Bodmer, Johann Jakob
Bodmer, Johann Jakob (1698 - 1783). Swiss Critic, Historian and Poet.
Bodmer, along with Breitinger, Johann Jakob, made the English poets such as John Milton unavoidable in any discussion of literary standards. Born in Greifensee, near Zurich, the son of a minister, Bodmer began his studies in theology. In 1719, he left the study of theology to pursue his true interests: literary and historical studies.
In 1721 Bodmer and Breitinger founded Die Diskurse der Maler in which they attacked the rigid restrictions placed on the literary imagination by French Neoclassicism. Thanks to his writings in a journal and his later theoretical works, Bodmer made the works of Milton and the other English poets a critical component of any literary standards in Germany and Europe. Bodmer’s translation of Paradise Lost is credited with being the inspiration for Friedrich Klopstock’s Messias (1748) which is hailed as a pivotal work in German literature. By 1725 he was the head of Helvetian history at the University of Zurich and had opened a publishing company.
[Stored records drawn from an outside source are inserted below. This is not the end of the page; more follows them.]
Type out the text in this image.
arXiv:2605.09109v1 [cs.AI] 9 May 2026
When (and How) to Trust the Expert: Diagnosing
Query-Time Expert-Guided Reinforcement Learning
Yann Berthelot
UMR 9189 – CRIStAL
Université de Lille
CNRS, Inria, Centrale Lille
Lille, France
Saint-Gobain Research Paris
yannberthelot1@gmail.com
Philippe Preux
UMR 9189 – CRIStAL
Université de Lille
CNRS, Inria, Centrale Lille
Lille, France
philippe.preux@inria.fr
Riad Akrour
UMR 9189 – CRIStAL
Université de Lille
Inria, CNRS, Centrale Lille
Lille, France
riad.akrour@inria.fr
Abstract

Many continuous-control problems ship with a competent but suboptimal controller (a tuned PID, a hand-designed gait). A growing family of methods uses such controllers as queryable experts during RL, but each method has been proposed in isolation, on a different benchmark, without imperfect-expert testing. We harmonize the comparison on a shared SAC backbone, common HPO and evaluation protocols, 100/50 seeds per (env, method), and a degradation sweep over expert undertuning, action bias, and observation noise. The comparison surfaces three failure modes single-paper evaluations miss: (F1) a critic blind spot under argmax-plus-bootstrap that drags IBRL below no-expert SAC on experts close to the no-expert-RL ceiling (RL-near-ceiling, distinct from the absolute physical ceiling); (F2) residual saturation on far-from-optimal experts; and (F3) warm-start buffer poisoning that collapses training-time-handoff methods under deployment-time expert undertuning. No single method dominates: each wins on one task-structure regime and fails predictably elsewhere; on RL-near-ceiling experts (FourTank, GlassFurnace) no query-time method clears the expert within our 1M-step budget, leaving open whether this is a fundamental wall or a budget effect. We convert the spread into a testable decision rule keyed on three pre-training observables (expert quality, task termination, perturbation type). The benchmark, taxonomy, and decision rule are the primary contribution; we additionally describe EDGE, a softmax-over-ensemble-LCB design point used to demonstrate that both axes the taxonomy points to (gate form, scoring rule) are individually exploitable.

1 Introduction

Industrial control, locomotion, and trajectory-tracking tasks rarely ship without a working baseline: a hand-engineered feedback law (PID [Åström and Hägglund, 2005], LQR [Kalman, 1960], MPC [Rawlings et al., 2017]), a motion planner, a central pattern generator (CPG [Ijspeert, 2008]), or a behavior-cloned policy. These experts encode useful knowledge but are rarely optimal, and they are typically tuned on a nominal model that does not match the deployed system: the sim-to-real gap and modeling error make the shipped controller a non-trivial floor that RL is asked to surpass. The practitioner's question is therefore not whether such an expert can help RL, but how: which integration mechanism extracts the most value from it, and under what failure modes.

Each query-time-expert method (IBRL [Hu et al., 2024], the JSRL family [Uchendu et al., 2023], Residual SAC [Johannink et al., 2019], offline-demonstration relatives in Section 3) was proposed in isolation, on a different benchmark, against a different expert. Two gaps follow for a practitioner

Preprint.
Bodmer’s most important critical works include Von dem Einfuss und Gerbrauche der Einbuildings-Kraft (1727), Von dem Wunderbaren in der Poesie (1740), and Critische Betrachtungen Uber die poetischen Gemalde der Dichter (1741). In these works, Bodmer continued to champion the role of the poet’s imagination in the creation of the poetic image, rather than formal standards of metre and verse. He and Breitinger termed this autoelic writing, about which Bodmer wrote that the reader should demand only poetry; in this we shall be satisfied with the probability and the reason which lies in its coherence with itself.
Bodmer proved to be an influential educator but never a successful poet. He retired from academia, at 77 years of age, in 1775. He died in 1783.
Further Reading:
F. Radant, From Baroque to Storm and Stress, 1977.